Au Togo, les traditions orales et culinaires s’entrelacent intimement, formant un tissu culturel riche où les contes et légendes transmettent non seulement des histoires ancestrales, mais aussi des savoirs gastronomiques. Ces récits, portés par la parole des anciens, expliquent l’origine des mets, les interdits alimentaires et le symbolisme des ingrédients, reliant l’alimentation à la spiritualité, à l’agriculture et à la cohésion sociale. Du Sud-Maritime aux régions kabiyè du Nord, ces narrations orales préservent l’identité togolaise, invitant à explorer comment la nourriture devient un vecteur de mythes et de rituels.
Les Mythes du Sud-Maritime : Interdits et Rituels Alimentaires
Dans le Sud-Maritime, chez les ethnies Éwé, Peda et Ouatchi, les traditions orales regorgent de mythes liés aux cultes Vodu, où la nourriture joue un rôle central. Un récit emblématique raconte comment un python sacré, protecteur du lignage Dagbevi, s’enroula autour d’un mouton pour le sauver, instaurant un interdit alimentaire sur cette viande pour éviter maladies comme la lèpre ou la rougeole. Ces tabous, guérissables par l’eau sacrée du temple, soulignent le lien entre spiritualité et cuisine : consommer certains mets pollue le corps et attire les malheurs, tandis que les offrandes végétales assurent la fertilité des sols.

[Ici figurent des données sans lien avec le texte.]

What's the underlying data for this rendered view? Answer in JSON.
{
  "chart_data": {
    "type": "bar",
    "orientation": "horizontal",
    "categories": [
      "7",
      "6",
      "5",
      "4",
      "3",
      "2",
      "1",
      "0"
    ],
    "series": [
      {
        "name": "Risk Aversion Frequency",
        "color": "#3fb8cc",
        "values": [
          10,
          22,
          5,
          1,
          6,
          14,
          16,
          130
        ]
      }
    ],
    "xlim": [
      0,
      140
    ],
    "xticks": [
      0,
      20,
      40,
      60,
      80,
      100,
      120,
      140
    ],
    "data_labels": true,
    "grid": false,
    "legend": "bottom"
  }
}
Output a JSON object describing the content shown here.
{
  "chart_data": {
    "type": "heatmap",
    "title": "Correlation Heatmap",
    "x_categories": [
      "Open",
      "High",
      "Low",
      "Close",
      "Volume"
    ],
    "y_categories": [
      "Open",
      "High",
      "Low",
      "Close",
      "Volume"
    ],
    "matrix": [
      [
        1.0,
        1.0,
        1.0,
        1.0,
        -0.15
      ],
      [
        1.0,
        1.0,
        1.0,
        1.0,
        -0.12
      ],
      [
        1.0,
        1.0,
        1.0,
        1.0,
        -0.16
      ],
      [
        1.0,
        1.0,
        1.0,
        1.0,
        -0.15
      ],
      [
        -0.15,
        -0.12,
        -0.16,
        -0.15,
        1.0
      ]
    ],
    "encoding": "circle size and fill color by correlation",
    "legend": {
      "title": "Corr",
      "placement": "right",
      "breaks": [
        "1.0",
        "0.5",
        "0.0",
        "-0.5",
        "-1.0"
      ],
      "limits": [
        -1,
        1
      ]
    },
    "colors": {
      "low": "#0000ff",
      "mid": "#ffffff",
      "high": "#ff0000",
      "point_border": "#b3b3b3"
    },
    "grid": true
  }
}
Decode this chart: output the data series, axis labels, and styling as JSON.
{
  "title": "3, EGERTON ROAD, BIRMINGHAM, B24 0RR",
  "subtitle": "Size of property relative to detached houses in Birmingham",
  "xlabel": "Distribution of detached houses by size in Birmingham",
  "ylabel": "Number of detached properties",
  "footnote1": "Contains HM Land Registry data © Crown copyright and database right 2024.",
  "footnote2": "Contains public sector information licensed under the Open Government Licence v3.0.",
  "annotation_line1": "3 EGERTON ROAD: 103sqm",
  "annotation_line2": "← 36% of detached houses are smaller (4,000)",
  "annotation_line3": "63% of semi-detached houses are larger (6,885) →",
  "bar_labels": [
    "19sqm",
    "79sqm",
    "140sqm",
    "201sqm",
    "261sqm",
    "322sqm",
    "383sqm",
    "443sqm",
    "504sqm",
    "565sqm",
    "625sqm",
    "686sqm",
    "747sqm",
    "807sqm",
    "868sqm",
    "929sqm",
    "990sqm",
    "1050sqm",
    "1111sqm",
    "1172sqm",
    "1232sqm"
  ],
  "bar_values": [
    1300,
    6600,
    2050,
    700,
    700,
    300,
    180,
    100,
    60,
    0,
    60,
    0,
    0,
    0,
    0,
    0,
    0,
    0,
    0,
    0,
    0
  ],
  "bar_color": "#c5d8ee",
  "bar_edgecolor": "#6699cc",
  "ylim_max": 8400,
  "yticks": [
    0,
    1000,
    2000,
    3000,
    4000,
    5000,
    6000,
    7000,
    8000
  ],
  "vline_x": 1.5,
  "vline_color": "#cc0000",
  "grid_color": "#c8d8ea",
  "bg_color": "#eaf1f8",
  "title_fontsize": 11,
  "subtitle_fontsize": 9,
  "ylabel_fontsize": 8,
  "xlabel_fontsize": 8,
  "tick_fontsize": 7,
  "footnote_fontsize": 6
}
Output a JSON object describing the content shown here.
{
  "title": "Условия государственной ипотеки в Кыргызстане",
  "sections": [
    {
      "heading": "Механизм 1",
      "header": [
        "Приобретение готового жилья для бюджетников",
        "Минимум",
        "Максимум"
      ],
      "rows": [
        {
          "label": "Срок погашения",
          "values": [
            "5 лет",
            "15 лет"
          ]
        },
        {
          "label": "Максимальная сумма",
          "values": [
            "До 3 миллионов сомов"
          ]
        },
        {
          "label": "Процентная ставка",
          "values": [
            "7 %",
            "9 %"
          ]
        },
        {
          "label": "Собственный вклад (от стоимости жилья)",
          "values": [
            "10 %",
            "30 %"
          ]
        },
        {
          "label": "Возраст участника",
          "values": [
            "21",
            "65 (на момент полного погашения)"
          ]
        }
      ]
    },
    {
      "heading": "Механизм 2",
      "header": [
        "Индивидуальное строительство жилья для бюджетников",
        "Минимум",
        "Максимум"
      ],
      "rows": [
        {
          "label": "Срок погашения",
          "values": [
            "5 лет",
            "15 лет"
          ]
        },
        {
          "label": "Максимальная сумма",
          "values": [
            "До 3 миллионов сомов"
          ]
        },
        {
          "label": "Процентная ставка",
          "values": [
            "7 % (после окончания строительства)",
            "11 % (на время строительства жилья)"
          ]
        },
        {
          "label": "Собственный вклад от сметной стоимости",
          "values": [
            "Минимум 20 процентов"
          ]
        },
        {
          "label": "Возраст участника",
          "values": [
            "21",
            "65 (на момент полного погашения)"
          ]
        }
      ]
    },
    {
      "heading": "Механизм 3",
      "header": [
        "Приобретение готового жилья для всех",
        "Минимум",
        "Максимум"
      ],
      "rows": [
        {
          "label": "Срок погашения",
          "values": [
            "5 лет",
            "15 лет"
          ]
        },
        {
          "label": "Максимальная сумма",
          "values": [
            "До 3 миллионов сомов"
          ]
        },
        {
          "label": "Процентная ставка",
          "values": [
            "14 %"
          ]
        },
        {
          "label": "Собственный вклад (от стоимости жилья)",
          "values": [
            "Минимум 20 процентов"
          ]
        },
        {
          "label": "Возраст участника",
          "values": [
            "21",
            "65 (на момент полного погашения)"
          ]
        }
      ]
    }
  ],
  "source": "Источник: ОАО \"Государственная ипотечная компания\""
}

Un autre mythe, celui des forgerons célestes, met en scène le chasseur SAGA capturant des êtres mythiques ivres de Zoha (boisson alcoolisée locale). En échange, ils lui transmettent des outils agricoles sacralisés, comme l’enclume Ezou ou le marteau Alebo, devenus divinités Vodu Nyigblin. Ces objets protègent les cultures de maïs, manioc et igname, essentiels aux mets togolais. Les interdits associés incluent la non-consommation de chien, caïman ou crocodile, et des pratiques rituelles comme enterrer un python mort avec des feuilles d’hysope (Kpatima), suivies de libations. La fête annuelle Togbeza, après les récoltes, célèbre ces légendes par des sacrifices de bélier et poulet, accompagnés de mets partagés, renforçant l’unité communautaire.
Les Contes Kabiyè du Nord : Art Oratoire et Convivialité
Au Nord, chez les Kabiyè, les contes (mʋrɛ) intègrent des éléments culturels agricoles et alimentaires, bien que moins explicitement mythifiés. L’art oratoire du conteur, maîtrisant voix, gestes et chants (jɔndu), se déploie souvent après le dîner, en saison sèche, sous la lune, dans une cour de concession. Ces sessions collectives, avec formules introductives comme “kaya/taya” et conclusives “gnanè essoda”, transmettent valeurs comme la patience et le respect des aînés, tout en évoquant la chasse (lakʋ) et la culture (haraʋ), bases de l’alimentation : sauces (ʈóózi), tô (mʋtʋ) à base de mil ou maïs.
Bien que les récits kabiyè se centrent sur l’initiation et la famille, ils reflètent indirectement des habitudes culinaires, comme la préparation collective de sauces ou l’usage d’ingrédients locaux. Ces contes socialisent les jeunes, liant nourriture à l’identité togolaise, où les repas deviennent occasions de narration.
Les Fêtes et Mets dans les Légendes
Les légendes togolaises mettent en lumière des fêtes comme Yaka-Yakè chez les Gê-Tougban, célébrant les récoltes avec du couscous de maïs arrosé d’huile de palme, offert aux ancêtres. Ces rituels, alignés sur le calendrier lunaire, intègrent sacrifices animaux et mets végétariens, symbolisant la gratitude envers la terre. Dans les contes, la nourriture incarne la fertilité : herbes sacrées comme Anya ou Ewomakpa aspergées sur les champs assurent abondance, guérissent la stérilité et protègent les cultures.
Les traditions orales togolaises, à travers contes et légendes, élèvent la cuisine au rang de patrimoine vivant, où chaque met raconte une histoire de résilience et d’harmonie avec la nature. Explorer ces récits, c’est savourer l’âme du Togo.